To add to this conversation, autotune sets some other values that seem to be "better" for today's hardware but aren't the default in FreeBSD. Note that the settings may not be ideal for all situations, and in some cases hurt performance. If you look at the code and read up on the parameters and do your own tests you can decide for yourself what you want to use.
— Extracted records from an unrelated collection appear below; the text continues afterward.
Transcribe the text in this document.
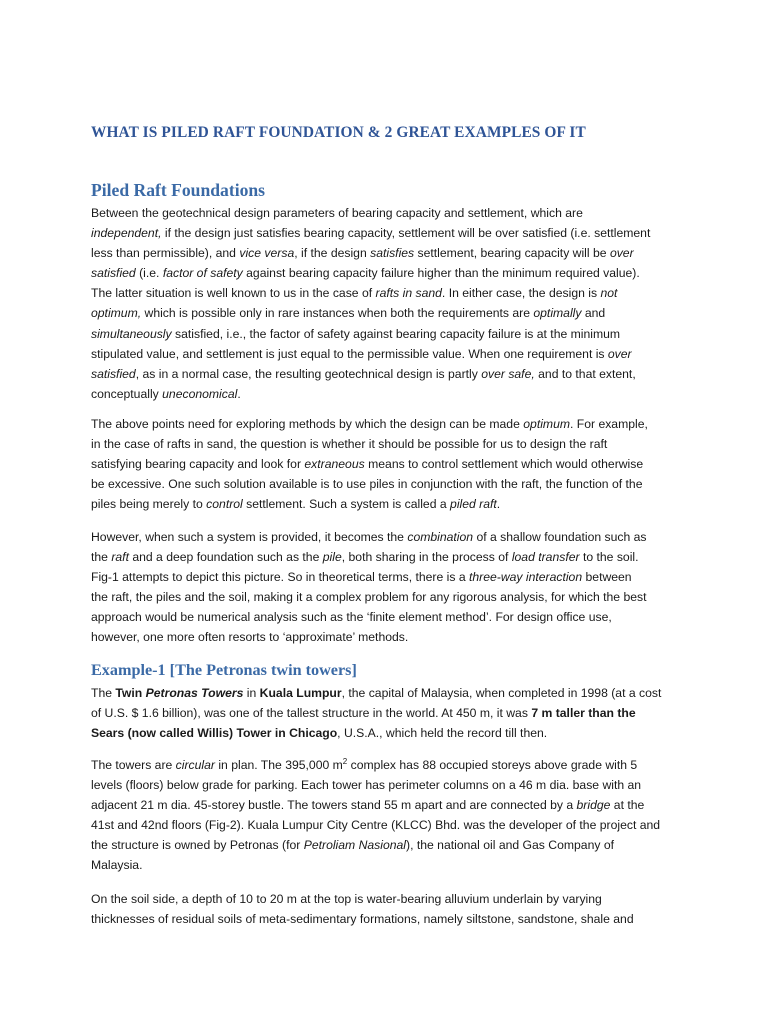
WHAT IS PILED RAFT FOUNDATION & 2 GREAT EXAMPLES OF IT
Piled Raft Foundations
Between the geotechnical design parameters of bearing capacity and settlement, which are
independent, if the design just satisfies bearing capacity, settlement will be over satisfied (i.e. settlement
less than permissible), and vice versa, if the design satisfies settlement, bearing capacity will be over
satisfied (i.e. factor of safety against bearing capacity failure higher than the minimum required value).
The latter situation is well known to us in the case of rafts in sand. In either case, the design is not
optimum, which is possible only in rare instances when both the requirements are optimally and
simultaneously satisfied, i.e., the factor of safety against bearing capacity failure is at the minimum
stipulated value, and settlement is just equal to the permissible value. When one requirement is over
satisfied, as in a normal case, the resulting geotechnical design is partly over safe, and to that extent,
conceptually uneconomical.
The above points need for exploring methods by which the design can be made optimum. For example,
in the case of rafts in sand, the question is whether it should be possible for us to design the raft
satisfying bearing capacity and look for extraneous means to control settlement which would otherwise
be excessive. One such solution available is to use piles in conjunction with the raft, the function of the
piles being merely to control settlement. Such a system is called a piled raft.
However, when such a system is provided, it becomes the combination of a shallow foundation such as
the raft and a deep foundation such as the pile, both sharing in the process of load transfer to the soil.
Fig-1 attempts to depict this picture. So in theoretical terms, there is a three-way interaction between
the raft, the piles and the soil, making it a complex problem for any rigorous analysis, for which the best
approach would be numerical analysis such as the ‘finite element method’. For design office use,
however, one more often resorts to ‘approximate’ methods.
Example-1 [The Petronas twin towers]
The Twin Petronas Towers in Kuala Lumpur, the capital of Malaysia, when completed in 1998 (at a cost
of U.S. $ 1.6 billion), was one of the tallest structure in the world. At 450 m, it was 7 m taller than the
Sears (now called Willis) Tower in Chicago, U.S.A., which held the record till then.
The towers are circular in plan. The 395,000 $m^2$ complex has 88 occupied storeys above grade with 5
levels (floors) below grade for parking. Each tower has perimeter columns on a 46 m dia. base with an
adjacent 21 m dia. 45-storey bustle. The towers stand 55 m apart and are connected by a bridge at the
41st and 42nd floors (Fig-2). Kuala Lumpur City Centre (KLCC) Bhd. was the developer of the project and
the structure is owned by Petronas (for Petroliam Nasional), the national oil and Gas Company of
Malaysia.
On the soil side, a depth of 10 to 20 m at the top is water-bearing alluvium underlain by varying
thicknesses of residual soils of meta-sedimentary formations, namely siltstone, sandstone, shale and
There is no secret magic sauce that Autotune does that a sufficiently educated ZFS guru can't prove will help or hurt performance/stability. It's just a matter of whether it applies to you. Autotune is useful for TrueNAS servers which are often underpowered and overworked because businesses almost always buy less than they need and then try to make the hardware do what they want. At home, spending just $300-400 on RAM will give you an overpowered home system that can't possibly be "overworked" without you taking significant effort to "overwork" it. For businesses the cost is quite a bit higher. DIMMs that are >8GB in density can get exponentially more expensive.

As for your exact case I can provide zero evidence as to whether any of those are good or bad. It's very much dependent on your server, it's workload, it's strengths and weaknesses, etc.

If it's any consolation I don't enable autotune and I don't generally recommend others use it either.